The House overwhelming passed on Wednesday May 13, 2015 the latest version of a bill known as the USA Freedom Act (“Freedom Act”), which would codify termination of NSA’s collection and storage of phone records, but allow the agency to request records held by telephone companies under a Court Order in terrorism investigations.  FISA is still very questionable, as is the very authority of that Court, and I fully support Representative Adam Shifts call for this Decision to be a catalyst for an end to bulk data collection, and the beginning of serious reform. There are significant changes found in the Freedom Act, Section 201 regarding the prohibition on bulk collection, and equally important, limitations on the use of unlawfully obtained information found in Section 301. The provisions of Sections 401 include the appointment of five individuals to serve as amicus parties to provide positions adverse to the Government, as all other Courts in the U.S. function, with specific direction to include members of privacy and Civil Liberties groups, and most importantly to include among those individual persons with technical expertise, so that the Court has non-governmental experts to explain the nature of the technology and whether or not there are less intrusive means of securing the information.  There is no indication that the Judges of this Court have any background or significant understanding of the nuances of technology, and certainly the government is not known to share nuances which are unfavorable to its position.

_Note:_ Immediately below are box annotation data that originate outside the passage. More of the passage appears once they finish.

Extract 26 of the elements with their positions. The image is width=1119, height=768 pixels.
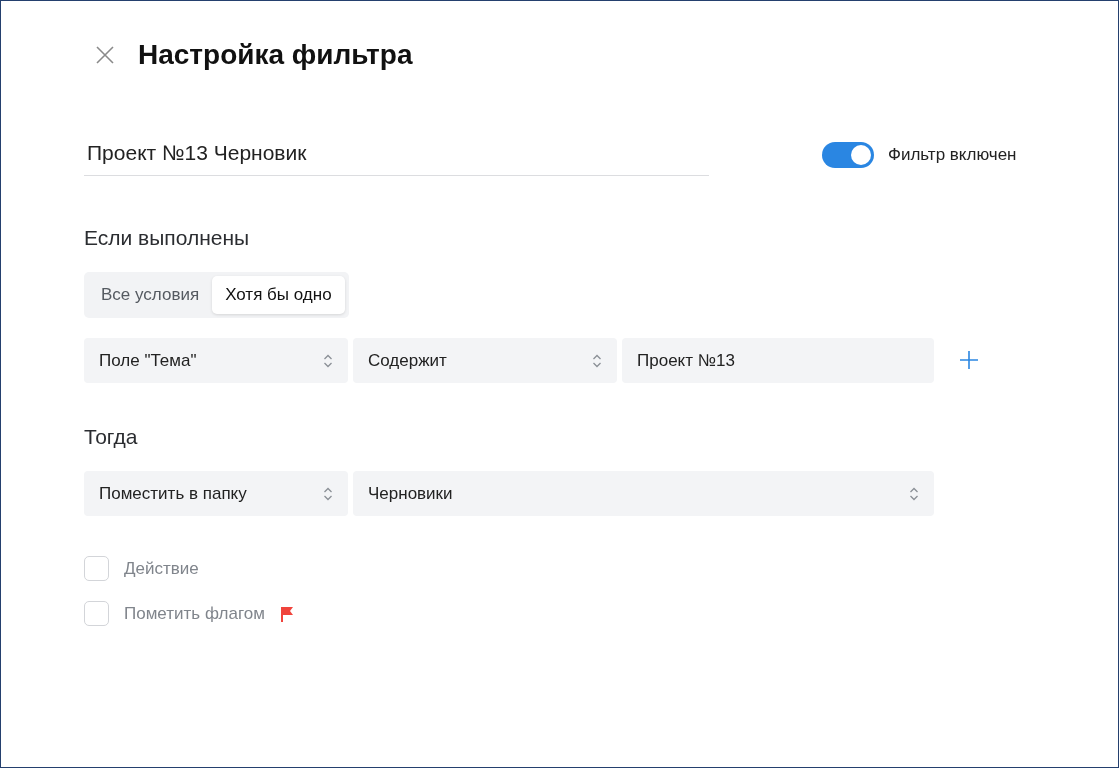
checkbox-label: Пометить флагом bbox=[124, 603, 265, 624]
segment-tab[interactable]: Все условия bbox=[88, 276, 213, 314]
toggle-label: Фильтр включен bbox=[888, 144, 1017, 165]
toggle-switch[interactable] bbox=[822, 141, 874, 168]
flag-icon bbox=[279, 605, 294, 622]
checkbox[interactable] bbox=[84, 556, 109, 581]
add-button[interactable] bbox=[959, 349, 981, 372]
filter-name-field[interactable]: Проект №13 Черновик bbox=[84, 133, 709, 176]
plus-icon bbox=[959, 349, 979, 370]
dialog-title: Настройка фильтра bbox=[138, 39, 413, 71]
section-heading: Если выполнены bbox=[84, 226, 251, 250]
up-down-chevron-icon bbox=[592, 352, 602, 369]
action-select[interactable]: Поместить в папку bbox=[84, 471, 348, 516]
up-down-chevron-icon bbox=[909, 485, 919, 502]
close-button[interactable] bbox=[94, 44, 116, 66]
value-field[interactable]: Проект №13 bbox=[622, 338, 934, 383]
up-down-chevron-icon bbox=[323, 485, 333, 502]
folder-select[interactable]: Черновики bbox=[353, 471, 934, 516]
segment-tab[interactable]: Хотя бы одно bbox=[212, 276, 345, 314]
close-icon bbox=[96, 46, 114, 64]
operator-select[interactable]: Содержит bbox=[353, 338, 617, 383]
checkbox-label: Действие bbox=[124, 558, 199, 579]
section-heading: Тогда bbox=[84, 425, 139, 449]
checkbox[interactable] bbox=[84, 601, 109, 626]
up-down-chevron-icon bbox=[323, 352, 333, 369]
field-select[interactable]: Поле "Тема" bbox=[84, 338, 348, 383]
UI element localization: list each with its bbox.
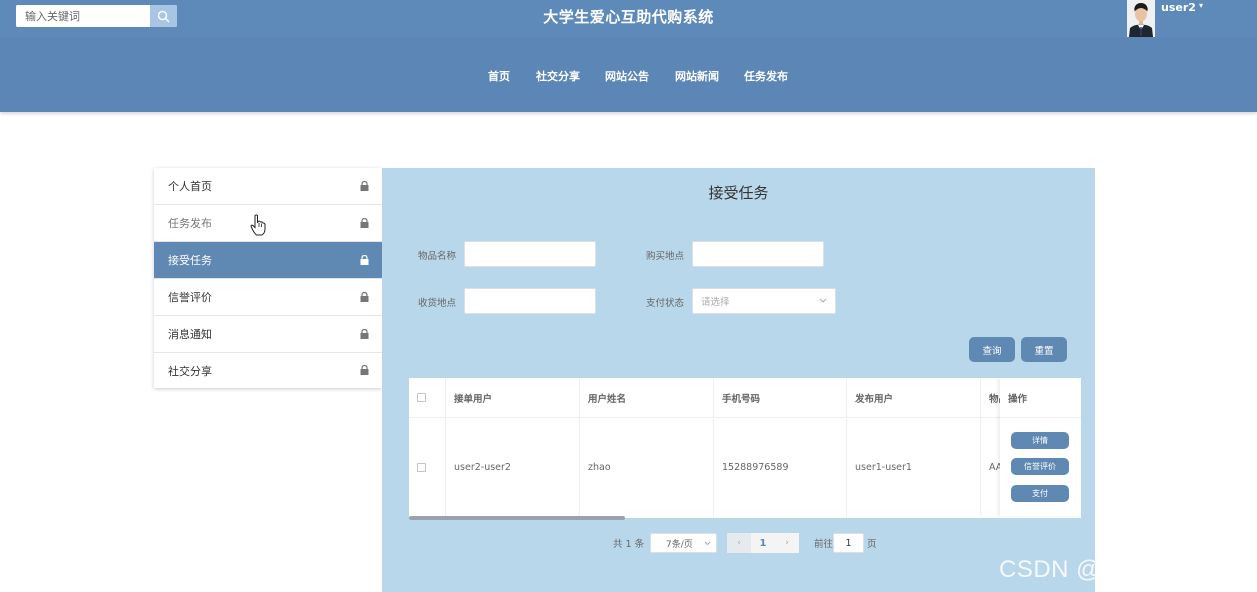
sidebar-item-label: 消息通知: [168, 328, 212, 341]
main-panel: 接受任务 物品名称 购买地点 收货地点 支付状态 请选择 查询 重置 接单用户 …: [382, 168, 1095, 592]
item-name-label: 物品名称: [418, 251, 457, 262]
reset-button[interactable]: 重置: [1021, 337, 1067, 362]
page-size-select[interactable]: 7条/页: [650, 533, 717, 553]
goto-label: 前往: [814, 539, 834, 550]
sidebar-item-label: 任务发布: [168, 217, 212, 230]
pay-status-label: 支付状态: [646, 298, 685, 309]
cell-publisher: user1-user1: [847, 419, 981, 516]
col-header-publisher[interactable]: 发布用户: [847, 378, 981, 418]
sidebar-item-label: 个人首页: [168, 180, 212, 193]
page-suffix: 页: [867, 539, 877, 550]
goto-page-input[interactable]: 1: [833, 533, 864, 553]
hand-cursor-icon: [250, 214, 266, 236]
pay-status-placeholder: 请选择: [701, 297, 730, 308]
sidebar-item-personal-home[interactable]: 个人首页: [154, 168, 382, 205]
actions-column: 操作 详情 信誉评价 支付: [1000, 378, 1081, 516]
cell-phone: 15288976589: [714, 419, 847, 516]
pay-status-select[interactable]: 请选择: [692, 288, 836, 314]
chevron-down-icon[interactable]: ▾: [1199, 1, 1203, 10]
pagination-total: 共 1 条: [613, 539, 645, 550]
chevron-down-icon: [704, 541, 711, 546]
lock-icon: [360, 218, 369, 228]
item-name-input[interactable]: [464, 241, 596, 267]
col-header-phone[interactable]: 手机号码: [714, 378, 847, 418]
sidebar-item-credit-review[interactable]: 信誉评价: [154, 279, 382, 316]
user-photo-icon: [1127, 0, 1155, 37]
main-nav: 首页 社交分享 网站公告 网站新闻 任务发布: [0, 68, 1257, 86]
cell-accept-user: user2-user2: [446, 419, 580, 516]
next-page-button[interactable]: ›: [775, 533, 799, 553]
page-size-value: 7条/页: [666, 539, 693, 550]
buy-location-label: 购买地点: [646, 251, 685, 262]
prev-page-button[interactable]: ‹: [727, 533, 751, 553]
nav-task-publish[interactable]: 任务发布: [744, 68, 788, 84]
receive-location-label: 收货地点: [418, 298, 457, 309]
sidebar-item-label: 接受任务: [168, 254, 212, 267]
lock-icon: [360, 329, 369, 339]
lock-icon: [360, 255, 369, 265]
sidebar-item-social-share[interactable]: 社交分享: [154, 352, 382, 389]
select-all-cell: [409, 378, 446, 418]
page-title: 接受任务: [708, 184, 769, 202]
horizontal-scrollbar[interactable]: [409, 516, 625, 520]
nav-social-share[interactable]: 社交分享: [536, 68, 580, 84]
col-header-actions: 操作: [1000, 378, 1081, 418]
col-header-name[interactable]: 用户姓名: [580, 378, 714, 418]
col-header-accept-user[interactable]: 接单用户: [446, 378, 580, 418]
sidebar-item-task-publish[interactable]: 任务发布: [154, 205, 382, 242]
chevron-down-icon: [819, 298, 827, 303]
nav-home[interactable]: 首页: [488, 68, 510, 84]
sidebar: 个人首页 任务发布 接受任务 信誉评价 消息通知 社交分享: [154, 168, 382, 388]
task-table: 接单用户 用户姓名 手机号码 发布用户 物品 user2-user2 zhao …: [409, 378, 1081, 518]
lock-icon: [360, 365, 369, 375]
pay-button[interactable]: 支付: [1011, 485, 1069, 502]
detail-button[interactable]: 详情: [1011, 432, 1069, 449]
row-checkbox[interactable]: [417, 463, 426, 472]
buy-location-input[interactable]: [692, 241, 824, 267]
select-all-checkbox[interactable]: [417, 393, 426, 402]
sidebar-item-label: 社交分享: [168, 364, 212, 378]
nav-news[interactable]: 网站新闻: [675, 68, 719, 84]
sidebar-item-messages[interactable]: 消息通知: [154, 316, 382, 353]
receive-location-input[interactable]: [464, 288, 596, 314]
site-title: 大学生爱心互助代购系统: [543, 8, 714, 26]
avatar[interactable]: [1127, 0, 1155, 37]
site-header: 大学生爱心互助代购系统 user2 ▾ 首页 社交分享 网站公告 网站新闻 任务…: [0, 0, 1257, 112]
sidebar-item-accept-task[interactable]: 接受任务: [154, 242, 382, 279]
page-number-current[interactable]: 1: [751, 533, 775, 553]
query-button[interactable]: 查询: [969, 337, 1015, 362]
sidebar-item-label: 信誉评价: [168, 291, 212, 304]
lock-icon: [360, 181, 369, 191]
nav-announcements[interactable]: 网站公告: [605, 68, 649, 84]
row-select-cell: [409, 419, 446, 516]
top-bar: 大学生爱心互助代购系统 user2 ▾: [0, 0, 1257, 37]
watermark: CSDN @vx_CXKF10088: [999, 556, 1257, 583]
cell-name: zhao: [580, 419, 714, 516]
credit-review-button[interactable]: 信誉评价: [1011, 458, 1069, 475]
lock-icon: [360, 292, 369, 302]
username[interactable]: user2: [1161, 1, 1196, 14]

These issues present difficult choices nonetheless some balance must be achieved otherwise we may be defending less freedom than we deserve.  The Freedom Act is a step in the right direction.

Former congressman Bill Owens represented New York's North Country from 2009 until retiring from the House in 2015. The Democrat is now a strategic advisor in the Washington Office of McKenna, Long and Aldridge, and a partner in the Plattsburgh firm of Stafford, Owens, Piller, Murnane, Kelleher and Trombly.

The views expressed by commentators are solely those of the authors. They do not necessarily reflect the views of this station or its management.